Decoding the crISIS
As with the Yezidis and other sects that receive mention I have never been definitively informed as to who the Kurds are
“This is a piece of poetry
Heavily disguised as prose:
The higher the monkey climbs
The more him parts expose!”
From Jamaican Graffiti
- by Bachchoo
International journalism has let us all down. Not one newspaper, British, American or Indian has attempted to explain to us what’s going on in West Asia. The developments there are at least as significant to the future of the world and to geo-political settlements as the “communist” revolutions of the last century or the genocide of the Jews initiated by the Nazis.

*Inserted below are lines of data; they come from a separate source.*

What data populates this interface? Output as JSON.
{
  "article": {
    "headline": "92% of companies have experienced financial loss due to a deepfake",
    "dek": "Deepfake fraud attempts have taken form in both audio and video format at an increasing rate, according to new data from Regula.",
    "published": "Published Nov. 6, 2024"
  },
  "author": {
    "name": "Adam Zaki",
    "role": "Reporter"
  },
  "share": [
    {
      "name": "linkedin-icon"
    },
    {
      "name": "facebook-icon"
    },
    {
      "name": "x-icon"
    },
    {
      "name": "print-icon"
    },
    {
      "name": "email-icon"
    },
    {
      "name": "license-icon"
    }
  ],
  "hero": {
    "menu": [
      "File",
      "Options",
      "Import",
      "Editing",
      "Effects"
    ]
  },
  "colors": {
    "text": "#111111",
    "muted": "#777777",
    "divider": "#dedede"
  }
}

I appreciate the fact that the labyrinthine complexity of West Asia, its alliances with the West and within, its sources of income and the operative principle of an enemy’s enemy being, with severe reservations, a friend makes the mission to inform near impossible.
Even so, I see the news of ISIS incursions, their siege of cities, their beheadings of hostages and other developments on TV. After the beheadings of Western journalists, I am in complete sympathy with the BBC, who may be unwilling to risk the lives of even daredevil reporters by challenging them to report from there.

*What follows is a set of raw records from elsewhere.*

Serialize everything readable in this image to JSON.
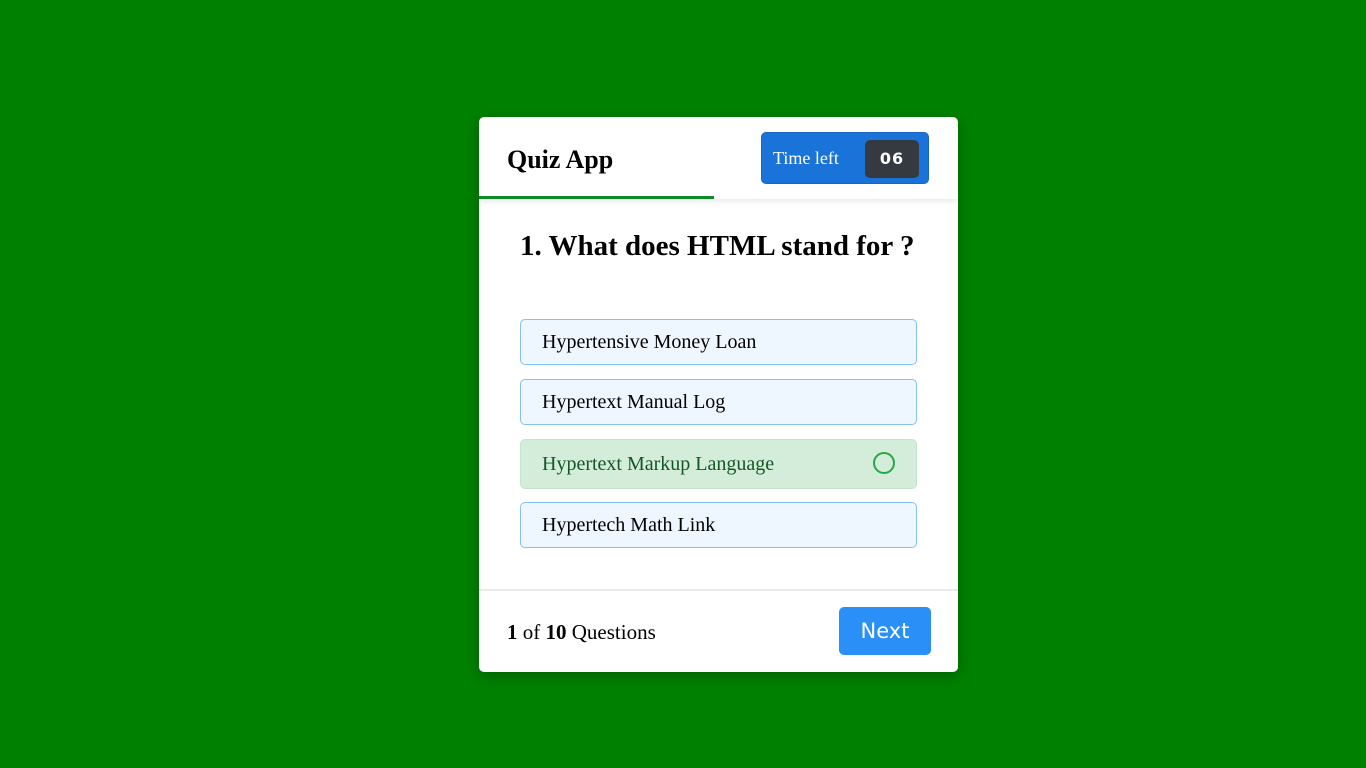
{
  "header": {
    "title": "Quiz App",
    "time_label": "Time left",
    "time_value": "06",
    "timer_progress_fraction": 0.49
  },
  "question": {
    "text": "1. What does HTML stand for ?"
  },
  "options": [
    {
      "label": "Hypertensive Money Loan",
      "state": "default"
    },
    {
      "label": "Hypertext Manual Log",
      "state": "default"
    },
    {
      "label": "Hypertext Markup Language",
      "state": "correct",
      "icon": "circle-check-icon"
    },
    {
      "label": "Hypertech Math Link",
      "state": "default"
    }
  ],
  "footer": {
    "current": "1",
    "of_text": "of",
    "total": "10",
    "suffix": "Questions",
    "next_label": "Next"
  },
  "colors": {
    "background": "#008000",
    "accent": "#1a73d9",
    "correct_bg": "#d4edda",
    "correct_icon": "#28a745",
    "next_button": "#2a8ff7"
  }
}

Now I am, as my grandmother would have said, a reasonably intelligent individual, but I am somewhat bewildered as to who is doing what to whom. I got the elementary stuff. A Chechen called Baghdadi leads a group which began as a Sunni guerrilla insurrection in Iraq.
Originally a man called Zarkawi who was killed by the US troops, it took its war to Syria’s regime, fighting the Alawites and evolving into the Universal Islamic Caliphate which has now captured oil resources and several towns in Syria and Iraq, killed and crucified the Shia troops of Iraq’s Army, murdered large numbers of the population causing survivors to flee to Jordan, Turkey and declared their intention to take over the world and impose Sharia law.

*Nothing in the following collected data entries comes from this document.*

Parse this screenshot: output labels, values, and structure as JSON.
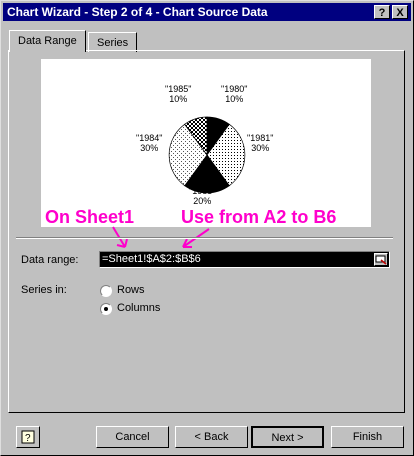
{
  "window": {
    "title": "Chart Wizard - Step 2 of 4 - Chart Source Data",
    "help_btn": "?",
    "close_btn": "X"
  },
  "tabs": [
    {
      "label": "Data Range",
      "active": true
    },
    {
      "label": "Series",
      "active": false
    }
  ],
  "preview": {
    "labels": [
      {
        "name": "\"1985\"",
        "pct": "10%"
      },
      {
        "name": "\"1980\"",
        "pct": "10%"
      },
      {
        "name": "\"1984\"",
        "pct": "30%"
      },
      {
        "name": "\"1981\"",
        "pct": "30%"
      },
      {
        "name": "\"1983\"",
        "pct": "20%"
      }
    ]
  },
  "annotations": {
    "sheet": "On Sheet1",
    "range": "Use from A2 to B6"
  },
  "data_range": {
    "label": "Data range:",
    "value": "=Sheet1!$A$2:$B$6"
  },
  "series_in": {
    "label": "Series in:",
    "options": [
      "Rows",
      "Columns"
    ],
    "selected": "Columns"
  },
  "buttons": {
    "help": "?",
    "cancel": "Cancel",
    "back": "< Back",
    "next": "Next >",
    "finish": "Finish"
  }
}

But even as I digest this much, the questions proliferate. Who are the Alawites? How do they differ from Shias and Sunnis? How if they are a minority in Syria did they get to be governing and discriminatory?
In the early reports of the victories and spread of IS or ISIS or ISIL as it was then called, I became aware of a whole population called the Yezidis whom the ISIS were intent on slaughtering. I admit I had never heard of them before and gathered that ISIS probably had some theological objection to their beliefs. But what are these beliefs? Are the Yezidis Muslims? Where do they come from?
I have also deduced rather that the fighters of ISIS are Sunni rebels from Syria who have been joined by the likes of foreign insurgents like Mr Baghdadi and our own British “Jihadi John” who appears on their podcasts in a black hood and threatens to behead British and Western hostages. They have been joined by Sunni army personnel of the Iraqi Army of Saddam Husain which was disbanded by the Allies.
The town of Kobane on the Syrian-Turkish border has been under fire from ISIS who is threatening to capture it. Reports say that the people defending the town against ISIS are Kurds. The US is bombing ISIS positions in and outside the town but a considerable force of Turkish tanks and artillery are standing by on their side of the border and despite having signed up to a US-led alliance against ISIS are doing nothing to help the Kurdish forces. Why?
It’s not that Turkey is just standing by. It has two million refugees from Syria which it has to feed. My speculation, and it’s no better than that, is that the Turkish state believes that a Kurdish victory in Kobane would lead to an insurrection by the Kurdish population within their own borders. Perhaps they see ISIS as a lesser threat as it is possible that the rubble of this war will leave a Kurdish state carved out of the Kurd areas of Syria, Iraq and Turkey, whereas ISIS will be wiped out.
As with the Yezidis and other sects that receive mention I have never been definitively informed as to who the Kurds are. While Sunnis, Shias, Wahhabis, Salafis and others are defined by their religious beliefs, the Kurds seem to be defined by race. What shade of Islam do they profess? And why are there three rival factions amongst the Kurds? Are they the distinct armies of warlords or do they differ in their ideologies?
I have sought the answers to these questions on the Internet. The problem with that source is it is unedited and has led me into reading the clearly slanted opinions of nationalists, fanatics and opinionated propagandists. Untangling that is in itself bewildering.
In all the complexities of the present mess, the role of Qataris is clearly ambiguous. Various bits and pieces of information and opinion from US think tanks and publications such as The Atlantic lead us to believe that, despite the Qatari regime having signed up to the coalition to destroy ISIS, the financing of extremists who form the ISIS network from Syrian and Iraqi ISIS to Tunisia, Libya and Boko Haram comes from Qatari individuals. Qatar and its financing links are not yet a war zone. Can’t they be investigated and exposed?